Archives par mot-clé : Slobodan Snajder

La réparation du monde

C’est un roman comme on en écrit plus. Un roman titanesque dans
son intensité, à la fois grandiose et difficile. Celui où les hommes ne
sont que le jouet du destin, celui où on ne peut rien contre la fatalité.
Celui où le combat même lorsqu’il est vain et perdu est magnifique.
Les Kempf car c’est d’eux dont il s’agit, vivent depuis le XVIIIe siècle
dans ces marges que l’impératrice Marie-Thérèse a colonisé avec ces
Allemands de souche devenus, au fil des siècles, Roumains, Hongrois
et ici, Croates, dans ce qu’on appelait encore la Slavonie du temps de
l’Autriche-Hongrie.

Publié en 2015 et déjà traduit dans une dizaine de langues, la
réparation du monde évoque la question haut combien complexe dans
cette région, de l’identité, de sa multiplicité et de sa destruction sous
les coups de boutoir des totalitarismes. L’auteur s’est ainsi appuyé
sur son abondante documentation familiale pour construire un
roman centré autour de son personnage principal, Georg Kempf,
jeune étudiant en médecine projeté dans la seconde guerre
mondiale. L’auteur montre ainsi avec solennité que les choix
individuels ou les non-choix que nous faisons ont toujours des
impacts irréversibles. Ici en l’occurrence, rejoindre la SS pour
échapper à une guerre fratricide dans les Balkans. Mais fuir son
destin est parfois pire que de l’affronter car ce dernier vous attend,
vous happe quand vous vous y attendez le moins et se venge de
vous. Georg Kempf en fit les frais en assistant aux premières loges
de cet opéra macabre que fut l’anéantissement de l’Europe, de sa
mémoire comme de ses peuples. Envoyé dans le sud de la Pologne,
au cœur de l’enfer, entre extermination et massacres, la conscience
de Georg Kempf hésite souvent entre dégoût et fascination du pire.
Voulant fuir la guerre civile, il ne participa « que » moralement, en
tant que SS, au plus terrible des génocides avant d’affronter cette
même guerre fratricide. Le destin s’est ainsi vengé.

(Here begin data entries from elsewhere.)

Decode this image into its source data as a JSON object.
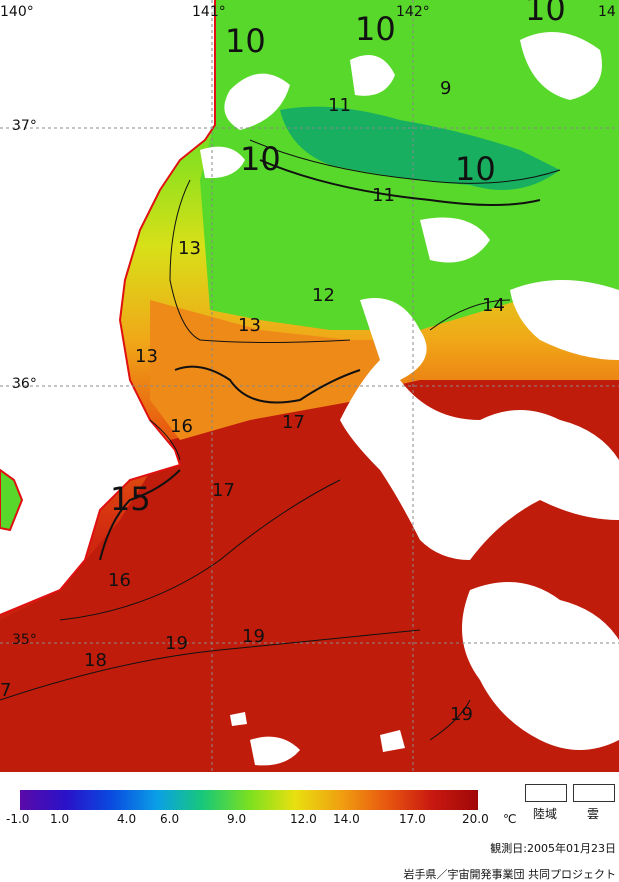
{
  "map": {
    "lon_labels": [
      "140°",
      "141°",
      "142°",
      "14"
    ],
    "lat_labels": [
      "37°",
      "36°",
      "35°"
    ],
    "contour_labels": [
      "10",
      "10",
      "10",
      "10",
      "10",
      "9",
      "11",
      "11",
      "13",
      "12",
      "13",
      "14",
      "13",
      "16",
      "17",
      "15",
      "17",
      "16",
      "19",
      "19",
      "18",
      "19",
      "7"
    ]
  },
  "legend": {
    "ticks": [
      "-1.0",
      "1.0",
      "4.0",
      "6.0",
      "9.0",
      "12.0",
      "14.0",
      "17.0",
      "20.0"
    ],
    "unit": "℃",
    "land_label": "陸域",
    "cloud_label": "雲",
    "colors": [
      "#5a0aa8",
      "#2a12c8",
      "#0a4ae0",
      "#0aa0e6",
      "#18c878",
      "#7ae020",
      "#e8e010",
      "#f0a010",
      "#e85810",
      "#c81810",
      "#a00808"
    ]
  },
  "footer": {
    "observation_date": "観測日:2005年01月23日",
    "credit": "岩手県／宇宙開発事業団 共同プロジェクト"
  }
}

Chevauchant l’incroyable prose et composition littéraire du
dramaturge croate, le lecteur a parfois l’impression de chevaucher
ce fameux cheval rouge d’Eugenio Corti. Dès les premiers chapitres,
le lecteur est poussé sur une route escarpée qu’il ne quittera plus
jusqu’au point final, quelques six cent pages plus loin. La beauté de la
nature cohabite avec l’horreur des hommes donnant au récit un
caractère épique proprement stupéfiant. Des encadrés viennent
projeter la voix du narrateur, fils de notre héros, comme une sorte de
coryphée. Elle nous rappelle que quels que soient les choix que nous
faisons, ils ont toujours des répercussions sur les générations à
venir. Avec ce roman qui ajoute une pierre supplémentaire à
l’excellence des lettres balkaniques, Slobodan Snajder nous offre
ainsi une puissante leçon d’histoire et d’engagement, domptant,
d’une certaine manière, la main vengeresse du destin.